Positive contributions to the index were made by production-related indicators, including in manufacturing.
“It’s not surprising to see a pickup in manufacturing as the economy has started to reopen, even though pockets of the country have pulled back on their reopenings,” said Lindsey Bell, chief investment strategist at Ally Invest. “It’s an encouraging sign and it supports the upside we have seen in the markets.”
Separate IHS Markit survey reports released last week showed that in August, U.S. business activity snapped back to its highest levels since early 2019, as companies in both manufacturing and services sectors saw a resurgence in new orders.
Personal consumption and housing also made positive contributions to the Fed index, but only slightly, dropping to 0.02 in July from 0.42 in June. Personal consumption contributes around 70 percent to U.S. gross domestic product (GDP).

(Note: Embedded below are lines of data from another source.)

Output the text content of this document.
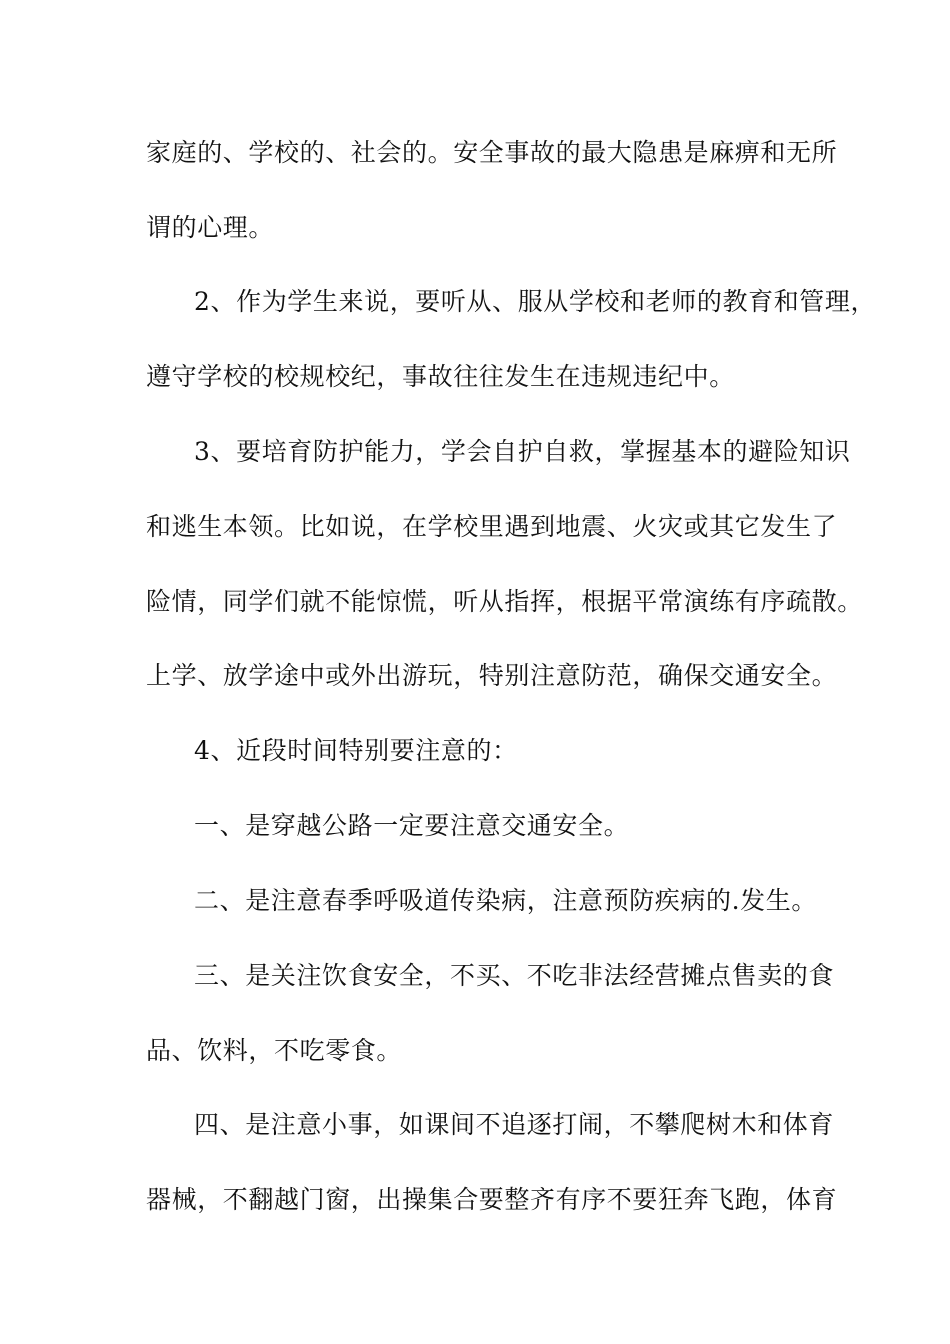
家庭的、学校的、社会的。安全事故的最大隐患是麻痹和无所

谓的心理。

2、作为学生来说，要听从、服从学校和老师的教育和管理，

遵守学校的校规校纪，事故往往发生在违规违纪中。

3、要培育防护能力，学会自护自救，掌握基本的避险知识

和逃生本领。比如说，在学校里遇到地震、火灾或其它发生了

险情，同学们就不能惊慌，听从指挥，根据平常演练有序疏散。

上学、放学途中或外出游玩，特别注意防范，确保交通安全。

4、近段时间特别要注意的：

一、是穿越公路一定要注意交通安全。

二、是注意春季呼吸道传染病，注意预防疾病的.发生。

三、是关注饮食安全，不买、不吃非法经营摊点售卖的食

品、饮料，不吃零食。

四、是注意小事，如课间不追逐打闹，不攀爬树木和体育

器械，不翻越门窗，出操集合要整齐有序不要狂奔飞跑，体育
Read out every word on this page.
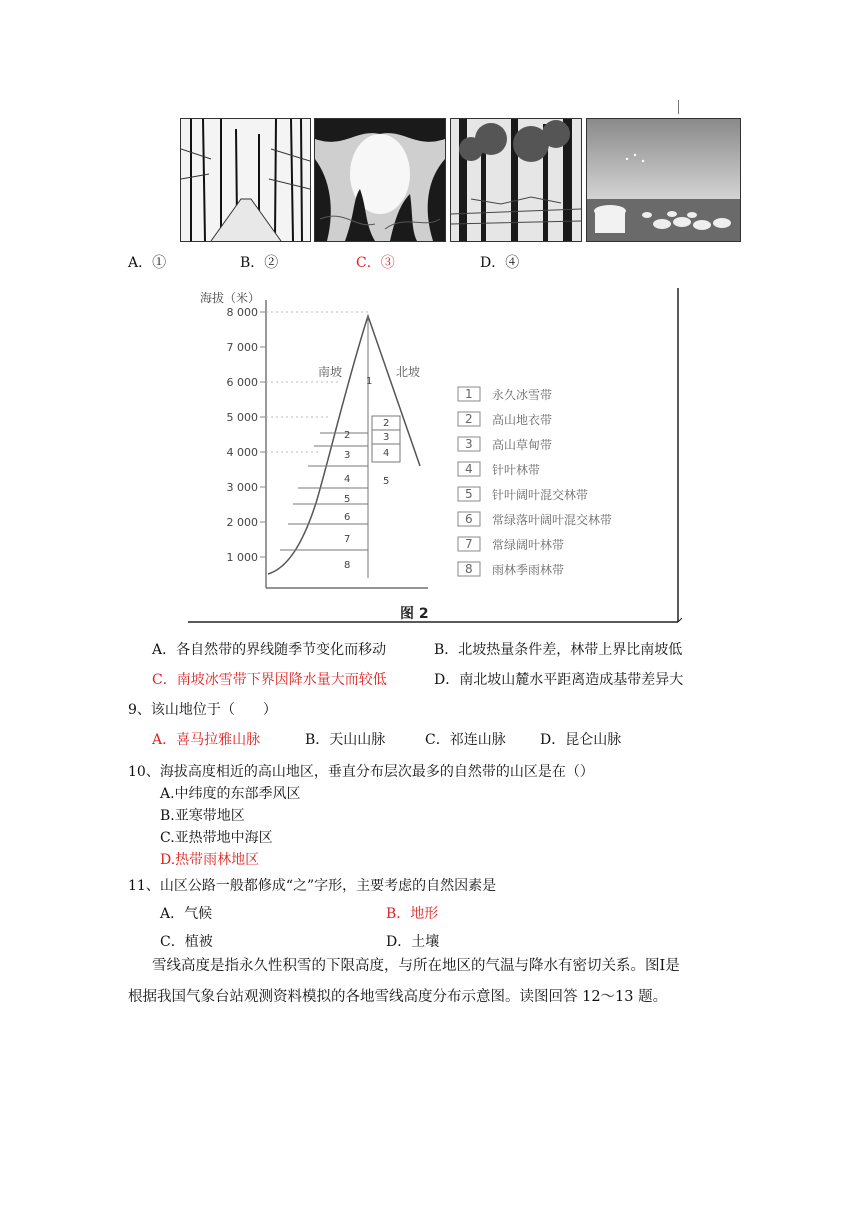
A．①	B．②	C．③	D．④
海拔（米）
8 000
7 000
6 000
5 000
4 000
3 000
2 000
1 000
南坡	北坡
1
2
3
4
5
6
7
8
2
3
4
5
1 永久冰雪带
2 高山地衣带
3 高山草甸带
4 针叶林带
5 针叶阔叶混交林带
6 常绿落叶阔叶混交林带
7 常绿阔叶林带
8 雨林季雨林带
图 2
A．各自然带的界线随季节变化而移动	B．北坡热量条件差，林带上界比南坡低
C．南坡冰雪带下界因降水量大而较低	D．南北坡山麓水平距离造成基带差异大
9、该山地位于（　　）
A．喜马拉雅山脉	B．天山山脉	C．祁连山脉 D．昆仑山脉
10、海拔高度相近的高山地区，垂直分布层次最多的自然带的山区是在（）
A.中纬度的东部季风区
B.亚寒带地区
C.亚热带地中海区
D.热带雨林地区
11、山区公路一般都修成“之”字形，主要考虑的自然因素是
A．气候	B．地形
C．植被	D．土壤
雪线高度是指永久性积雪的下限高度，与所在地区的气温与降水有密切关系。图Ⅰ是
根据我国气象台站观测资料模拟的各地雪线高度分布示意图。读图回答 12～13 题。
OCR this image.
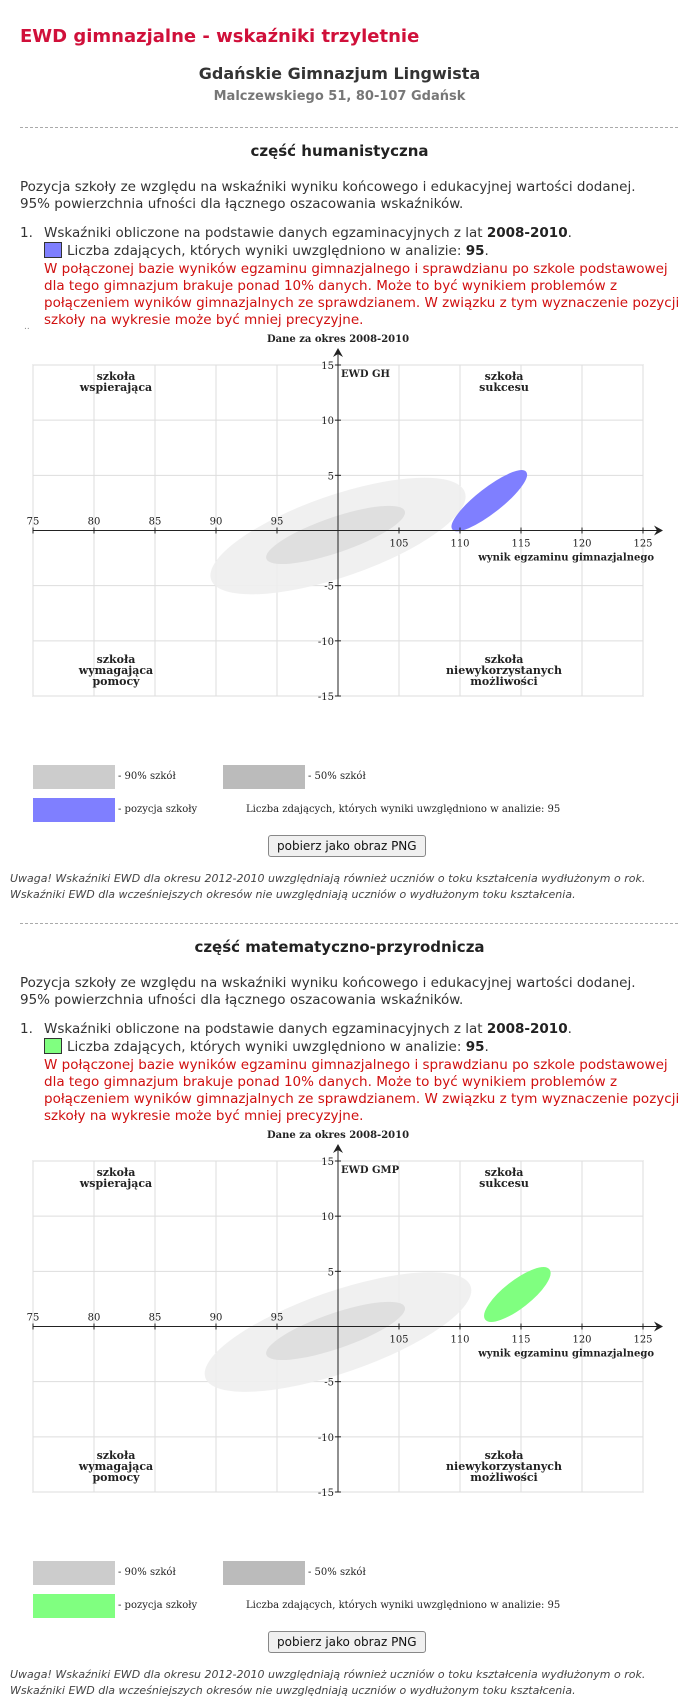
EWD gimnazjalne - wskaźniki trzyletnie
Gdańskie Gimnazjum Lingwista
Malczewskiego 51, 80-107 Gdańsk
część humanistyczna
Pozycja szkoły ze względu na wskaźniki wyniku końcowego i edukacyjnej wartości dodanej.
95% powierzchnia ufności dla łącznego oszacowania wskaźników.
1. Wskaźniki obliczone na podstawie danych egzaminacyjnych z lat 2008-2010.
Liczba zdających, których wyniki uwzględniono w analizie: 95.
W połączonej bazie wyników egzaminu gimnazjalnego i sprawdzianu po szkole podstawowej dla tego gimnazjum brakuje ponad 10% danych. Może to być wynikiem problemów z połączeniem wyników gimnazjalnych ze sprawdzianem. W związku z tym wyznaczenie pozycji szkoły na wykresie może być mniej precyzyjne.
..
75	80	85	90	95
105	110	115	120	125
15
10
5
-5
-10
-15
Dane za okres 2008-2010
EWD GH
wynik egzaminu gimnazjalnego
szkoła
wspierająca
szkoła
sukcesu
szkoła
wymagająca
pomocy
szkoła
niewykorzystanych
możliwości
- 90% szkół	- 50% szkół
- pozycja szkoły	Liczba zdających, których wyniki uwzględniono w analizie: 95
pobierz jako obraz PNG
Uwaga! Wskaźniki EWD dla okresu 2012-2010 uwzględniają również uczniów o toku kształcenia wydłużonym o rok.
Wskaźniki EWD dla wcześniejszych okresów nie uwzględniają uczniów o wydłużonym toku kształcenia.
część matematyczno-przyrodnicza
Pozycja szkoły ze względu na wskaźniki wyniku końcowego i edukacyjnej wartości dodanej.
95% powierzchnia ufności dla łącznego oszacowania wskaźników.
1. Wskaźniki obliczone na podstawie danych egzaminacyjnych z lat 2008-2010.
Liczba zdających, których wyniki uwzględniono w analizie: 95.
W połączonej bazie wyników egzaminu gimnazjalnego i sprawdzianu po szkole podstawowej dla tego gimnazjum brakuje ponad 10% danych. Może to być wynikiem problemów z połączeniem wyników gimnazjalnych ze sprawdzianem. W związku z tym wyznaczenie pozycji szkoły na wykresie może być mniej precyzyjne.
75	80	85	90	95
105	110	115	120	125
15
10
5
-5
-10
-15
Dane za okres 2008-2010
EWD GMP
wynik egzaminu gimnazjalnego
szkoła
wspierająca
szkoła
sukcesu
szkoła
wymagająca
pomocy
szkoła
niewykorzystanych
możliwości
- 90% szkół	- 50% szkół
- pozycja szkoły	Liczba zdających, których wyniki uwzględniono w analizie: 95
pobierz jako obraz PNG
Uwaga! Wskaźniki EWD dla okresu 2012-2010 uwzględniają również uczniów o toku kształcenia wydłużonym o rok.
Wskaźniki EWD dla wcześniejszych okresów nie uwzględniają uczniów o wydłużonym toku kształcenia.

Last week’s home sales data for July showed deals rising at a record pace for the second straight month, providing another glimmer of growth in America’s economy.
Employment-related indicators contributed 0.38 points to the Fed index in July, down from 1.94 in June. This reflects a possibly weakening trend in the labor market, in line with recent nonfarm payroll and jobless data, which shows that the economy added 1.8 million jobs in July after adding a record 4.8 million in June, while the unemployment rate fell by 0.9 percentage points in July after falling by 2.2 percentage points in June.
Another measure of note in the Chicago Fed’s data is the so-called diffusion index, with readings above minus 0.35 historically associated with economic growth.
The diffusion index surged to 0.62 in July from 0.14 in June, suggesting economic growth continues to rise.
A Reuters survey of more than 110 economists taken Aug. 14–20 found that respondents believe the U.S. economy would grow 18.8 percent on an annualized basis in the third quarter, after shrinking a record 32.9 percent in the last quarter.